- Zanaatkarın yerini tüccarın alması acınacak şeydir hakikaten!
- -Pek dalgınsınız Hayri Beyefendi! Bereket versin, Doktor Ramiz yanımda. O varken benim kendime ait işlerde söz söylememe lüzum yoktur. Şimdi de o cevap veriyor: - Hayri bey, daima böyledir!
- Demek Kulüp rakısının başka cinsi de var. Niçin olmasın? Her şey sınıf sınıf. Kadınlar da öyle değil mi? Selma Hanımefendi, Nevzat Hanım, Pakize, Sonra Pakize'nin kardeşi olduğu halde mesela büyük baldızım...Hepsi ayrı cinsten. Daha niceleri var. Kainat lahana gibi, yaprak yaprak, kat kat
- Bırak doktor şu psikanalizi... Allah belasını versin!

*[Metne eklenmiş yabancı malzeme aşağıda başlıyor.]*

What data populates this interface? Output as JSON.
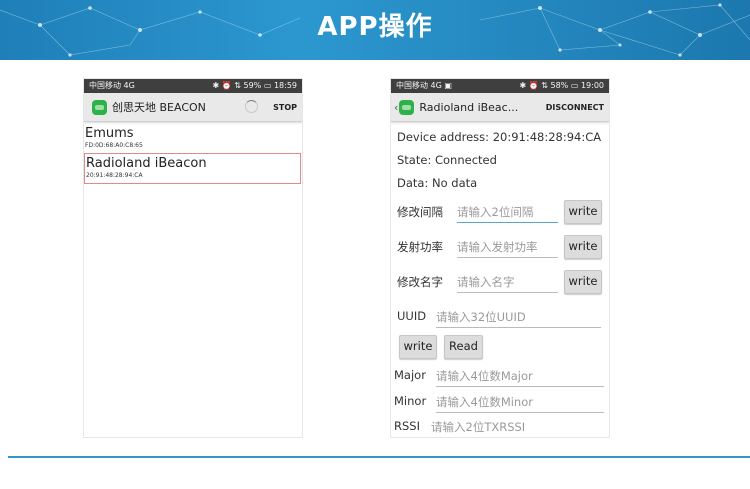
{
  "slide_title": "APP操作",
  "colors": {
    "banner": "#2c97cf",
    "status_bar": "#3f3f3f",
    "selected_border": "#e08a8a",
    "divider": "#3b92c9"
  },
  "phone_left": {
    "status": {
      "carrier": "中国移动 4G",
      "battery": "59%",
      "time": "18:59",
      "icons": "✱ ⏰ ⇅"
    },
    "actionbar": {
      "title": "创思天地 BEACON",
      "action": "STOP"
    },
    "devices": [
      {
        "name": "Emums",
        "address": "FD:0D:68:A0:C8:65"
      },
      {
        "name": "Radioland iBeacon",
        "address": "20:91:48:28:94:CA"
      }
    ]
  },
  "phone_right": {
    "status": {
      "carrier": "中国移动 4G ▣",
      "battery": "58%",
      "time": "19:00",
      "icons": "✱ ⏰ ⇅"
    },
    "actionbar": {
      "back": "‹",
      "title": "Radioland iBeac...",
      "action": "DISCONNECT"
    },
    "device_address": "Device address: 20:91:48:28:94:CA",
    "state": "State: Connected",
    "data": "Data: No data",
    "interval": {
      "label": "修改间隔",
      "placeholder": "请输入2位间隔",
      "button": "write"
    },
    "power": {
      "label": "发射功率",
      "placeholder": "请输入发射功率",
      "button": "write"
    },
    "name": {
      "label": "修改名字",
      "placeholder": "请输入名字",
      "button": "write"
    },
    "uuid": {
      "label": "UUID",
      "placeholder": "请输入32位UUID",
      "write_button": "write",
      "read_button": "Read"
    },
    "major": {
      "label": "Major",
      "placeholder": "请输入4位数Major"
    },
    "minor": {
      "label": "Minor",
      "placeholder": "请输入4位数Minor"
    },
    "rssi": {
      "label": "RSSI",
      "placeholder": "请输入2位TXRSSI"
    }
  }
}
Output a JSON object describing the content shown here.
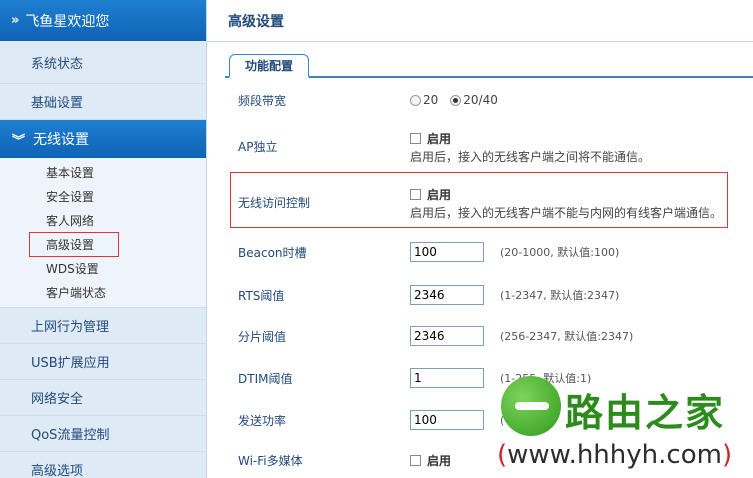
{
  "sidebar": {
    "header": "飞鱼星欢迎您",
    "top_items": [
      "系统状态",
      "基础设置"
    ],
    "section": "无线设置",
    "sub_items": [
      "基本设置",
      "安全设置",
      "客人网络",
      "高级设置",
      "WDS设置",
      "客户端状态"
    ],
    "bottom_items": [
      "上网行为管理",
      "USB扩展应用",
      "网络安全",
      "QoS流量控制",
      "高级选项"
    ]
  },
  "main": {
    "title": "高级设置",
    "tab": "功能配置",
    "bandwidth": {
      "label": "频段带宽",
      "opt1": "20",
      "opt2": "20/40"
    },
    "ap_isolation": {
      "label": "AP独立",
      "check": "启用",
      "desc": "启用后，接入的无线客户端之间将不能通信。"
    },
    "access_control": {
      "label": "无线访问控制",
      "check": "启用",
      "desc": "启用后，接入的无线客户端不能与内网的有线客户端通信。"
    },
    "beacon": {
      "label": "Beacon时槽",
      "value": "100",
      "hint": "(20-1000, 默认值:100)"
    },
    "rts": {
      "label": "RTS阈值",
      "value": "2346",
      "hint": "(1-2347, 默认值:2347)"
    },
    "frag": {
      "label": "分片阈值",
      "value": "2346",
      "hint": "(256-2347, 默认值:2347)"
    },
    "dtim": {
      "label": "DTIM阈值",
      "value": "1",
      "hint": "(1-255, 默认值:1)"
    },
    "txpower": {
      "label": "发送功率",
      "value": "100",
      "hint": "("
    },
    "wmm": {
      "label": "Wi-Fi多媒体",
      "check": "启用"
    }
  },
  "watermark": {
    "cn": "路由之家",
    "url": "www.hhhyh.com"
  }
}
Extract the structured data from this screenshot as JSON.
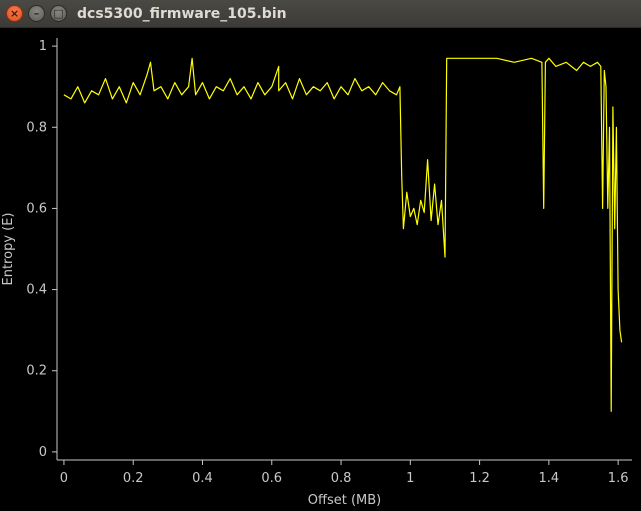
{
  "window": {
    "title": "dcs5300_firmware_105.bin",
    "close_glyph": "×",
    "minimize_glyph": "–",
    "maximize_glyph": "□"
  },
  "colors": {
    "background": "#000000",
    "series": "#ffff00",
    "axis": "#c8c8c8"
  },
  "chart_data": {
    "type": "line",
    "title": "",
    "xlabel": "Offset (MB)",
    "ylabel": "Entropy (E)",
    "xlim": [
      -0.02,
      1.64
    ],
    "ylim": [
      -0.02,
      1.02
    ],
    "xticks": [
      0,
      0.2,
      0.4,
      0.6,
      0.8,
      1,
      1.2,
      1.4,
      1.6
    ],
    "xtick_labels": [
      "0",
      "0.2",
      "0.4",
      "0.6",
      "0.8",
      "1",
      "1.2",
      "1.4",
      "1.6"
    ],
    "yticks": [
      0,
      0.2,
      0.4,
      0.6,
      0.8,
      1
    ],
    "ytick_labels": [
      "0",
      "0.2",
      "0.4",
      "0.6",
      "0.8",
      "1"
    ],
    "grid": false,
    "series": [
      {
        "x": [
          0.0,
          0.02,
          0.04,
          0.06,
          0.08,
          0.1,
          0.12,
          0.14,
          0.16,
          0.18,
          0.2,
          0.22,
          0.24,
          0.25,
          0.26,
          0.28,
          0.3,
          0.32,
          0.34,
          0.36,
          0.37,
          0.38,
          0.4,
          0.42,
          0.44,
          0.46,
          0.48,
          0.5,
          0.52,
          0.54,
          0.56,
          0.58,
          0.6,
          0.62,
          0.62,
          0.64,
          0.66,
          0.68,
          0.7,
          0.72,
          0.74,
          0.76,
          0.78,
          0.8,
          0.82,
          0.84,
          0.86,
          0.88,
          0.9,
          0.92,
          0.94,
          0.96,
          0.97,
          0.975,
          0.98,
          0.99,
          1.0,
          1.01,
          1.02,
          1.03,
          1.04,
          1.05,
          1.06,
          1.07,
          1.08,
          1.09,
          1.1,
          1.105,
          1.11,
          1.15,
          1.2,
          1.25,
          1.3,
          1.35,
          1.38,
          1.385,
          1.39,
          1.4,
          1.42,
          1.45,
          1.48,
          1.5,
          1.52,
          1.54,
          1.55,
          1.555,
          1.56,
          1.565,
          1.57,
          1.575,
          1.58,
          1.585,
          1.59,
          1.595,
          1.6,
          1.605,
          1.61
        ],
        "y": [
          0.88,
          0.87,
          0.9,
          0.86,
          0.89,
          0.88,
          0.92,
          0.87,
          0.9,
          0.86,
          0.91,
          0.88,
          0.93,
          0.96,
          0.89,
          0.9,
          0.87,
          0.91,
          0.88,
          0.9,
          0.97,
          0.88,
          0.91,
          0.87,
          0.9,
          0.89,
          0.92,
          0.88,
          0.9,
          0.87,
          0.91,
          0.88,
          0.9,
          0.95,
          0.89,
          0.91,
          0.87,
          0.92,
          0.88,
          0.9,
          0.89,
          0.91,
          0.87,
          0.9,
          0.88,
          0.92,
          0.89,
          0.9,
          0.88,
          0.91,
          0.89,
          0.88,
          0.9,
          0.68,
          0.55,
          0.64,
          0.58,
          0.6,
          0.56,
          0.62,
          0.59,
          0.72,
          0.57,
          0.66,
          0.56,
          0.62,
          0.48,
          0.97,
          0.97,
          0.97,
          0.97,
          0.97,
          0.96,
          0.97,
          0.96,
          0.6,
          0.96,
          0.97,
          0.95,
          0.96,
          0.94,
          0.96,
          0.95,
          0.96,
          0.95,
          0.6,
          0.94,
          0.9,
          0.6,
          0.8,
          0.1,
          0.85,
          0.55,
          0.8,
          0.4,
          0.3,
          0.27
        ]
      }
    ]
  }
}
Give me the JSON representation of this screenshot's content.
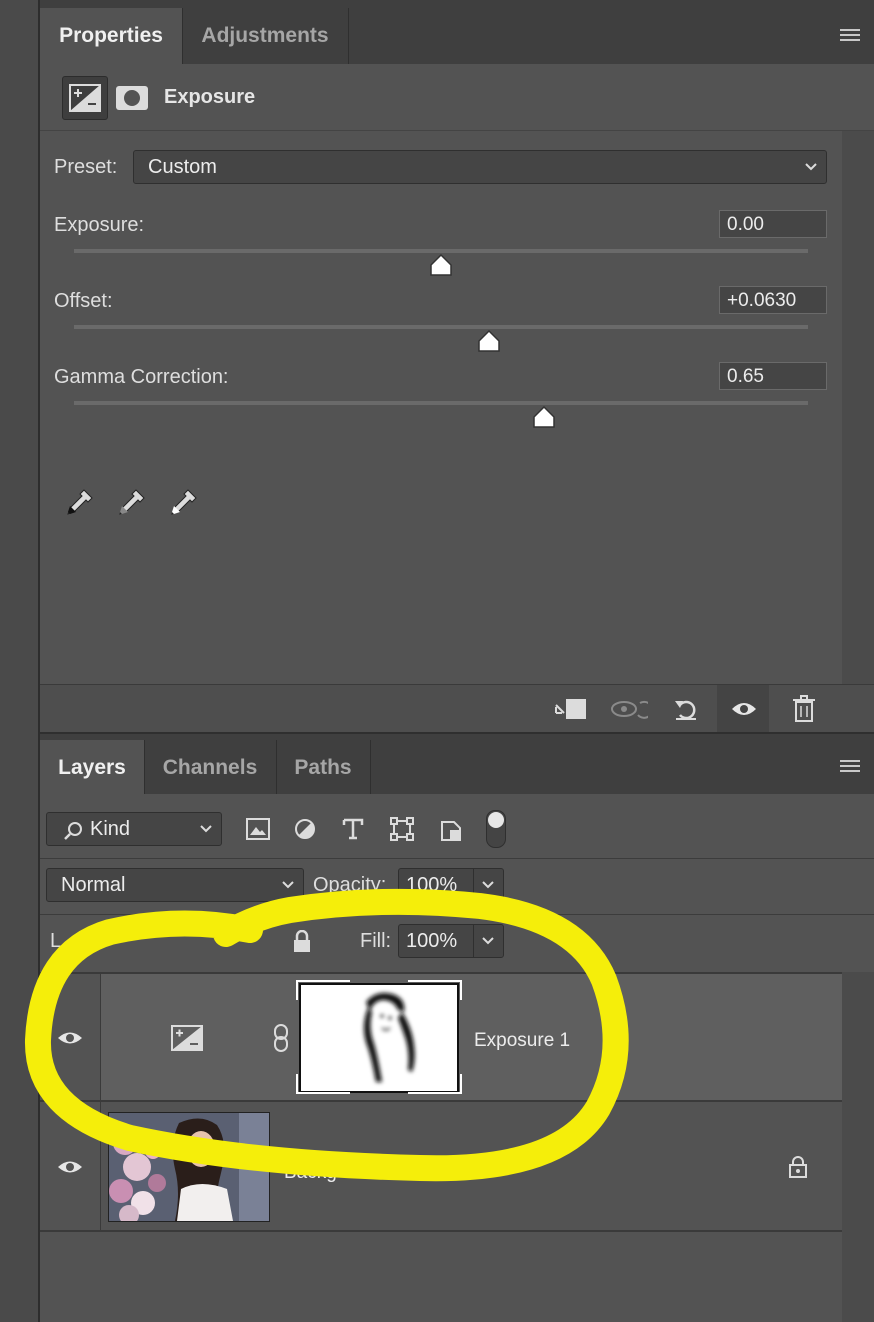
{
  "properties_panel": {
    "tabs": [
      {
        "label": "Properties",
        "active": true
      },
      {
        "label": "Adjustments",
        "active": false
      }
    ],
    "header_title": "Exposure",
    "preset_label": "Preset:",
    "preset_value": "Custom",
    "sliders": [
      {
        "label": "Exposure:",
        "value": "0.00",
        "position_fraction": 0.5
      },
      {
        "label": "Offset:",
        "value": "+0.0630",
        "position_fraction": 0.565
      },
      {
        "label": "Gamma Correction:",
        "value": "0.65",
        "position_fraction": 0.64
      }
    ],
    "eyedropper_icons": [
      "black-point-eyedropper-icon",
      "gray-point-eyedropper-icon",
      "white-point-eyedropper-icon"
    ],
    "bottom_icons": [
      "clip-to-layer-icon",
      "view-previous-state-icon",
      "reset-icon",
      "visibility-eye-icon",
      "trash-icon"
    ]
  },
  "layers_panel": {
    "tabs": [
      {
        "label": "Layers",
        "active": true
      },
      {
        "label": "Channels",
        "active": false
      },
      {
        "label": "Paths",
        "active": false
      }
    ],
    "filter_kind": "Kind",
    "blend_mode": "Normal",
    "opacity_label": "Opacity:",
    "opacity_value": "100%",
    "fill_label": "Fill:",
    "fill_value": "100%",
    "layers": [
      {
        "name": "Exposure 1",
        "type": "adjustment",
        "visible": true
      },
      {
        "name": "Backg",
        "type": "image",
        "visible": true,
        "locked": true
      }
    ]
  },
  "colors": {
    "annotation_yellow": "#f5ee0a",
    "panel_bg": "#535353",
    "tab_bar_bg": "#3f3f3f"
  }
}
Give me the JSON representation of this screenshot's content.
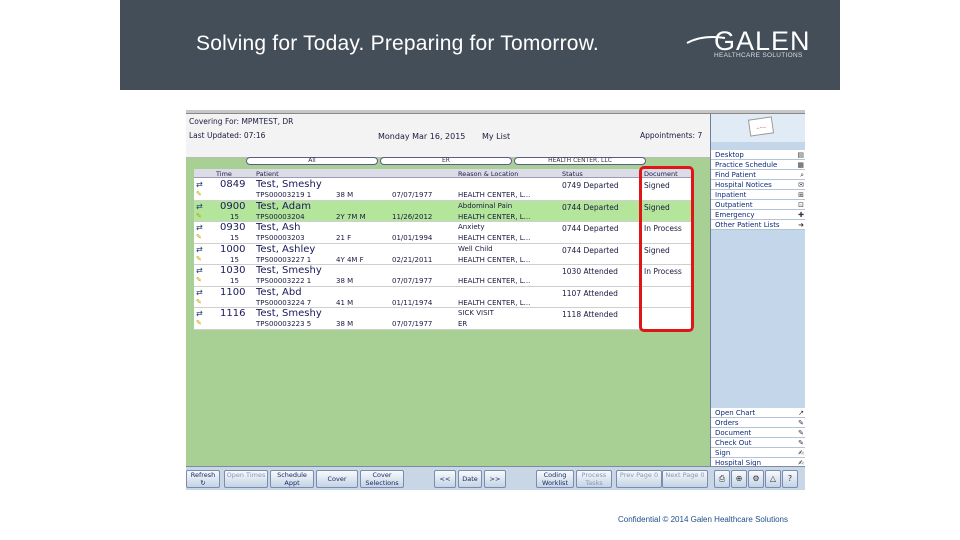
{
  "banner": {
    "title": "Solving for Today. Preparing for Tomorrow.",
    "logo_word": "GALEN",
    "logo_sub": "HEALTHCARE SOLUTIONS"
  },
  "header": {
    "covering": "Covering For: MPMTEST, DR",
    "last_updated": "Last Updated: 07:16",
    "date": "Monday Mar 16, 2015",
    "list": "My List",
    "appointments": "Appointments: 7"
  },
  "filters": [
    "All",
    "ER",
    "HEALTH CENTER, LLC"
  ],
  "columns": [
    "Time",
    "Patient",
    "Reason & Location",
    "Status",
    "Document"
  ],
  "rows": [
    {
      "time": "0849",
      "rank": "",
      "name": "Test, Smeshy",
      "acct": "TPS00003219 1",
      "age": "38 M",
      "dob": "07/07/1977",
      "reason": "",
      "loc": "HEALTH CENTER, L...",
      "status": "0749 Departed",
      "doc": "Signed",
      "highlight": false
    },
    {
      "time": "0900",
      "rank": "15",
      "name": "Test, Adam",
      "acct": "TPS00003204",
      "age": "2Y 7M M",
      "dob": "11/26/2012",
      "reason": "Abdominal Pain",
      "loc": "HEALTH CENTER, L...",
      "status": "0744 Departed",
      "doc": "Signed",
      "highlight": true
    },
    {
      "time": "0930",
      "rank": "15",
      "name": "Test, Ash",
      "acct": "TPS00003203",
      "age": "21 F",
      "dob": "01/01/1994",
      "reason": "Anxiety",
      "loc": "HEALTH CENTER, L...",
      "status": "0744 Departed",
      "doc": "In Process",
      "highlight": false
    },
    {
      "time": "1000",
      "rank": "15",
      "name": "Test, Ashley",
      "acct": "TPS00003227 1",
      "age": "4Y 4M F",
      "dob": "02/21/2011",
      "reason": "Well Child",
      "loc": "HEALTH CENTER, L...",
      "status": "0744 Departed",
      "doc": "Signed",
      "highlight": false
    },
    {
      "time": "1030",
      "rank": "15",
      "name": "Test, Smeshy",
      "acct": "TPS00003222 1",
      "age": "38 M",
      "dob": "07/07/1977",
      "reason": "",
      "loc": "HEALTH CENTER, L...",
      "status": "1030 Attended",
      "doc": "In Process",
      "highlight": false
    },
    {
      "time": "1100",
      "rank": "",
      "name": "Test, Abd",
      "acct": "TPS00003224 7",
      "age": "41 M",
      "dob": "01/11/1974",
      "reason": "",
      "loc": "HEALTH CENTER, L...",
      "status": "1107 Attended",
      "doc": "",
      "highlight": false
    },
    {
      "time": "1116",
      "rank": "",
      "name": "Test, Smeshy",
      "acct": "TPS00003223 5",
      "age": "38 M",
      "dob": "07/07/1977",
      "reason": "SICK VISIT",
      "loc": "ER",
      "status": "1118 Attended",
      "doc": "",
      "highlight": false
    }
  ],
  "sidebar": {
    "top_items": [
      {
        "label": "Desktop",
        "icon": "desktop-icon",
        "glyph": "▤"
      },
      {
        "label": "Practice Schedule",
        "icon": "calendar-icon",
        "glyph": "▦"
      },
      {
        "label": "Find Patient",
        "icon": "search-icon",
        "glyph": "⌕"
      },
      {
        "label": "Hospital Notices",
        "icon": "notice-icon",
        "glyph": "✉"
      },
      {
        "label": "Inpatient",
        "icon": "bed-icon",
        "glyph": "⊞"
      },
      {
        "label": "Outpatient",
        "icon": "walk-icon",
        "glyph": "⊡"
      },
      {
        "label": "Emergency",
        "icon": "emergency-icon",
        "glyph": "✚"
      },
      {
        "label": "Other Patient Lists",
        "icon": "arrow-icon",
        "glyph": "➜"
      }
    ],
    "bottom_items": [
      {
        "label": "Open Chart",
        "icon": "chart-icon",
        "glyph": "↗"
      },
      {
        "label": "Orders",
        "icon": "orders-icon",
        "glyph": "✎"
      },
      {
        "label": "Document",
        "icon": "document-icon",
        "glyph": "✎"
      },
      {
        "label": "Check Out",
        "icon": "checkout-icon",
        "glyph": "✎"
      },
      {
        "label": "Sign",
        "icon": "sign-icon",
        "glyph": "✍"
      },
      {
        "label": "Hospital Sign",
        "icon": "hospital-sign-icon",
        "glyph": "✍"
      }
    ]
  },
  "buttons": {
    "refresh": "Refresh",
    "open_times": "Open Times",
    "schedule_appt": "Schedule Appt",
    "cover": "Cover",
    "cover_selections": "Cover Selections",
    "prev": "<<",
    "date": "Date",
    "next": ">>",
    "coding_worklist": "Coding Worklist",
    "process_tasks": "Process Tasks",
    "prev_page": "Prev Page 0",
    "next_page": "Next Page 0"
  },
  "footer": "Confidential © 2014 Galen Healthcare Solutions",
  "colors": {
    "banner": "#434e59",
    "screen": "#a8d095",
    "highlight_row": "#b3e69a",
    "callout": "#e01515"
  }
}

Biz şimdi rakı içiyoruz.
- Ben sabah akşam, giyebileceğim şöyle temizce bir gömlek bulamıyorum diye yanıp yakılırken, kısmetimin açılmasını himmetinden beklediğim Gömleksiz Dede, kendisine hediye edilen gömlekleri sokak ortasında cayır cayır yırtıp atmakla meşguldü.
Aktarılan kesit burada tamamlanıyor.